Trois amies d'Emmanuel Mouret
CRITIQUE NOUVEAUTÉS
Martin Cadot
10/31/20243 min read
Restant fidèle à son style tout en y apportant une touche de nouveauté, Emmanuel Mouret nous invite une fois de plus à réfléchir sur l'amour, les sentiments et le désir. Dans « Trois amies », il ne s'agit pas de rechercher une vérité absolue, mais plutôt d'explorer diverses perspectives sur l’amour, chaque histoire ayant sa propre manière de s’inscrire dans le récit. L’amitié, qui semble être le thème central du film en raison du titre, s’efface progressivement pour laisser place à une quête plus profonde : celle de l’amour. Les trois femmes, amies et professeures, cherchent à être aimées autrement que par les liens amicaux qu'elles partagent déjà. Elles se tournent vers l’amour romantique, avec des hommes eux-mêmes pris dans le tourbillon complexe du désir.
Comment peut-on savoir si l'on est vraiment désiré, aimé? Comment être certain de la sincérité de ses propres sentiments, et de ceux de l'autre? C'est cette complexité qu’Emmanuel Mouret explore avec finesse dans son nouveau film, offrant une vision singulière et un regard attentif sur les rencontres, et plus largement, sur ce que nous sommes en tant qu'individus.
Et si toute cette histoire était narrée par un personnage fantôme, l’absent dans la vie de Joan (incarnée par India Hair), un homme dont la femme n’est plus « amoureuse » ? Sa voix off, sans en faire trop mais en détaillant peut-être plus que nécessaire, décrirait ce qui se déroule à l’écran. Cela pourrait paraître anodin, mais c’est justement cette étrangeté de l’amour que cela révèle, et que Vincent Macaigne parvient à capturer avec justesse à travers ses mots.
Aimer : un mot à la fois trop puissant et pourtant si simple. Être aimé, croire qu'on l'est. Aimer, penser qu'on ne l'est plus. C’est dans ces nuances que se tissent les liens entre Alice, Joan, Rebecca et leurs amants, chacun pris dans cette toile complexe de désir et d'émotions.
Pour Mouret, tout repose sur les rencontres. Une rencontre peut non seulement bouleverser une vie, mais aussi transformer notre manière de ressentir le désir ou son absence, et de percevoir les émotions qui circulent entre les individus. Parfois, s’accrocher à un amour défunt ne conduit qu'à la désillusion, à la reconstruction d'une illusion. D’autres fois, l’amour est absent, mais on fait semblant, se racontant des histoires jusqu’à ce qu’on comprenne que cet amour devait renaître sous une forme différente. C’est ce qu’expérimentent Eric (Grégoire Ludig) et Alice (Camille Cottin), qui doivent regarder ailleurs pour comprendre que leur amour, bien que transformé, existe bel et bien.
Le film met également en lumière ces relations éphémères, ces amours passagers qui nourrissent l’illusion d’un avenir ensemble, ou qui ouvrent la voie à d’autres rencontres.

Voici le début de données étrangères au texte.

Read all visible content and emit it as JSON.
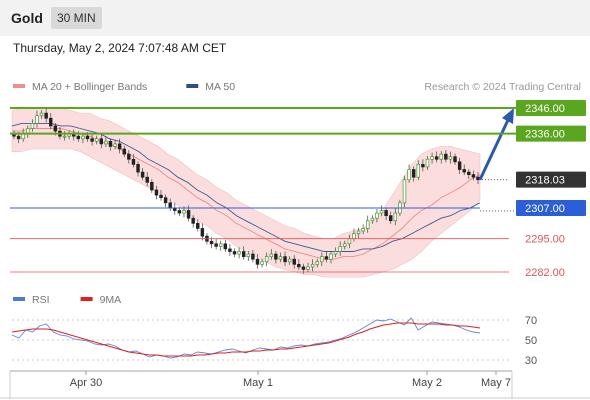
{
  "header": {
    "symbol": "Gold",
    "interval": "30 MIN",
    "datetime": "Thursday, May 2, 2024 7:07:48 AM CET"
  },
  "legend": {
    "items": [
      {
        "label": "MA 20 + Bollinger Bands",
        "color": "#f08c8c"
      },
      {
        "label": "MA 50",
        "color": "#2a4f8f"
      }
    ],
    "credit": "Research © 2024 Trading Central"
  },
  "rsi_legend": {
    "items": [
      {
        "label": "RSI",
        "color": "#4a7ad6"
      },
      {
        "label": "9MA",
        "color": "#e0201c"
      }
    ]
  },
  "colors": {
    "green": "#5aa61e",
    "blue": "#2c5ed8",
    "red": "#e05555",
    "band": "#fbdada",
    "current": "#333333"
  },
  "chart_data": [
    {
      "type": "candlestick",
      "xlabel": "",
      "ylabel": "",
      "ylim": [
        2278,
        2350
      ],
      "x_ticks": [
        "Apr 30",
        "May 1",
        "May 2",
        "May 7"
      ],
      "levels": [
        {
          "value": 2346.0,
          "label": "2346.00",
          "kind": "resistance"
        },
        {
          "value": 2336.0,
          "label": "2336.00",
          "kind": "resistance"
        },
        {
          "value": 2318.03,
          "label": "2318.03",
          "kind": "current"
        },
        {
          "value": 2307.0,
          "label": "2307.00",
          "kind": "pivot"
        },
        {
          "value": 2295.0,
          "label": "2295.00",
          "kind": "support"
        },
        {
          "value": 2282.0,
          "label": "2282.00",
          "kind": "support"
        }
      ],
      "close": [
        2335,
        2334,
        2336,
        2338,
        2340,
        2343,
        2344,
        2342,
        2339,
        2337,
        2335,
        2335,
        2336,
        2335,
        2334,
        2335,
        2334,
        2333,
        2334,
        2332,
        2333,
        2331,
        2332,
        2330,
        2328,
        2326,
        2324,
        2321,
        2319,
        2317,
        2314,
        2312,
        2311,
        2309,
        2307,
        2306,
        2305,
        2306,
        2303,
        2301,
        2299,
        2296,
        2294,
        2293,
        2292,
        2293,
        2291,
        2290,
        2289,
        2290,
        2288,
        2289,
        2287,
        2285,
        2286,
        2288,
        2289,
        2287,
        2288,
        2286,
        2287,
        2285,
        2284,
        2283,
        2284,
        2285,
        2286,
        2288,
        2287,
        2289,
        2290,
        2292,
        2293,
        2295,
        2297,
        2298,
        2299,
        2302,
        2303,
        2305,
        2306,
        2304,
        2302,
        2305,
        2309,
        2318,
        2322,
        2319,
        2324,
        2323,
        2326,
        2327,
        2326,
        2328,
        2326,
        2327,
        2325,
        2322,
        2321,
        2320,
        2319,
        2318
      ],
      "price_label": "2318.03",
      "ma20": [
        2337,
        2337,
        2338,
        2338,
        2338,
        2338,
        2337,
        2336,
        2335,
        2333,
        2332,
        2330,
        2328,
        2326,
        2324,
        2322,
        2319,
        2317,
        2314,
        2311,
        2309,
        2306,
        2304,
        2301,
        2299,
        2297,
        2295,
        2293,
        2291,
        2290,
        2289,
        2288,
        2287,
        2287,
        2288,
        2288,
        2289,
        2291,
        2293,
        2296,
        2299,
        2303,
        2306,
        2308,
        2311,
        2313,
        2315,
        2318,
        2320
      ],
      "ma50": [
        2339,
        2340,
        2340,
        2340,
        2340,
        2339,
        2339,
        2338,
        2337,
        2336,
        2334,
        2333,
        2331,
        2329,
        2326,
        2324,
        2322,
        2319,
        2317,
        2314,
        2312,
        2309,
        2307,
        2304,
        2302,
        2300,
        2298,
        2296,
        2294,
        2293,
        2292,
        2291,
        2290,
        2290,
        2290,
        2290,
        2291,
        2291,
        2292,
        2294,
        2295,
        2297,
        2299,
        2301,
        2303,
        2304,
        2306,
        2307,
        2309
      ],
      "bb_upper": [
        2345,
        2346,
        2346,
        2346,
        2346,
        2346,
        2345,
        2344,
        2344,
        2342,
        2341,
        2339,
        2337,
        2335,
        2333,
        2331,
        2328,
        2326,
        2323,
        2320,
        2318,
        2315,
        2313,
        2310,
        2308,
        2306,
        2304,
        2302,
        2300,
        2299,
        2297,
        2296,
        2295,
        2295,
        2297,
        2298,
        2299,
        2302,
        2306,
        2312,
        2318,
        2324,
        2328,
        2330,
        2331,
        2331,
        2330,
        2329,
        2328
      ],
      "bb_lower": [
        2329,
        2329,
        2330,
        2330,
        2330,
        2330,
        2330,
        2329,
        2327,
        2325,
        2323,
        2321,
        2319,
        2317,
        2315,
        2313,
        2310,
        2308,
        2305,
        2302,
        2300,
        2297,
        2295,
        2292,
        2290,
        2288,
        2286,
        2284,
        2283,
        2282,
        2281,
        2281,
        2280,
        2280,
        2280,
        2280,
        2280,
        2281,
        2282,
        2283,
        2285,
        2287,
        2290,
        2294,
        2297,
        2300,
        2303,
        2306,
        2310
      ],
      "projection": {
        "from": 2318,
        "to": 2346
      }
    },
    {
      "type": "line",
      "xlabel": "",
      "ylabel": "",
      "ylim": [
        20,
        80
      ],
      "y_ticks": [
        70,
        50,
        30
      ],
      "series": [
        {
          "name": "RSI",
          "values": [
            55,
            52,
            60,
            58,
            64,
            66,
            58,
            55,
            54,
            51,
            50,
            49,
            46,
            45,
            46,
            44,
            40,
            38,
            39,
            36,
            33,
            35,
            34,
            32,
            33,
            36,
            35,
            38,
            37,
            36,
            38,
            40,
            41,
            39,
            37,
            40,
            42,
            41,
            40,
            43,
            42,
            44,
            45,
            44,
            46,
            47,
            48,
            50,
            52,
            55,
            58,
            62,
            66,
            70,
            69,
            71,
            68,
            65,
            72,
            60,
            64,
            68,
            67,
            66,
            65,
            63,
            60,
            58,
            57
          ]
        },
        {
          "name": "9MA",
          "values": [
            58,
            59,
            60,
            61,
            61,
            61,
            60,
            58,
            56,
            54,
            52,
            50,
            48,
            46,
            44,
            42,
            40,
            38,
            37,
            36,
            35,
            35,
            34,
            34,
            34,
            34,
            34,
            35,
            35,
            36,
            37,
            37,
            38,
            38,
            38,
            39,
            39,
            40,
            40,
            41,
            41,
            42,
            43,
            44,
            45,
            46,
            47,
            49,
            51,
            53,
            56,
            58,
            61,
            63,
            65,
            66,
            67,
            67,
            67,
            66,
            66,
            66,
            66,
            65,
            65,
            64,
            64,
            63,
            62
          ]
        }
      ]
    }
  ]
}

Rien n'est linéaire, nous dit Mouret. Chaque relation mène à une autre, et forcer les choses ne fait qu'engendrer du désespoir, à moins d'accepter de laisser le destin suivre son cours.
Les cadres, toujours proches des personnages, les enferment d’abord ensemble, car leur force et leur cohésion résident dans cette proximité. Puis, la caméra s'attarde sur les silences, sur l'impact des paroles de l'un dans la tête de l'autre, capturant ce qui reste non-dit. Les dialogues sont la signature de Mouret : c’est par les mots que les rencontres se font, que les liens se tissent. La mise en scène, si habile et réfléchie, se fait parfois oublier tant elle paraît naturelle, et c’est justement cette subtilité qui devient l'essence du film. Le cinéma de Mouret agit comme un miroir des relations humaines, un cinéma de la justesse.
La musique, presque envoûtante, rappelle au spectateur que malgré le poids des mots, l'imaginaire ne doit pas être négligé. Elle accompagne les personnages avec douceur, exprimant par ses mélodies ce que les mots peinent parfois à dire. Les notes de guitare ou de piano viennent murmurer à l'oreille la tendresse, la solitude et la douleur silencieuse de ces êtres en quête de réponses.
Enfin, bien que le désir amoureux soit empreint d’égoïsme, de cette volonté de trahir ses amis pour répondre à ses propres besoins, la raison finit par l’emporter. Les situations, aussi complexes soient-elles, restent éphémères et permettent à l’amitié de reprendre son rôle premier : un lien plus durable et solide que l’amour amoureux.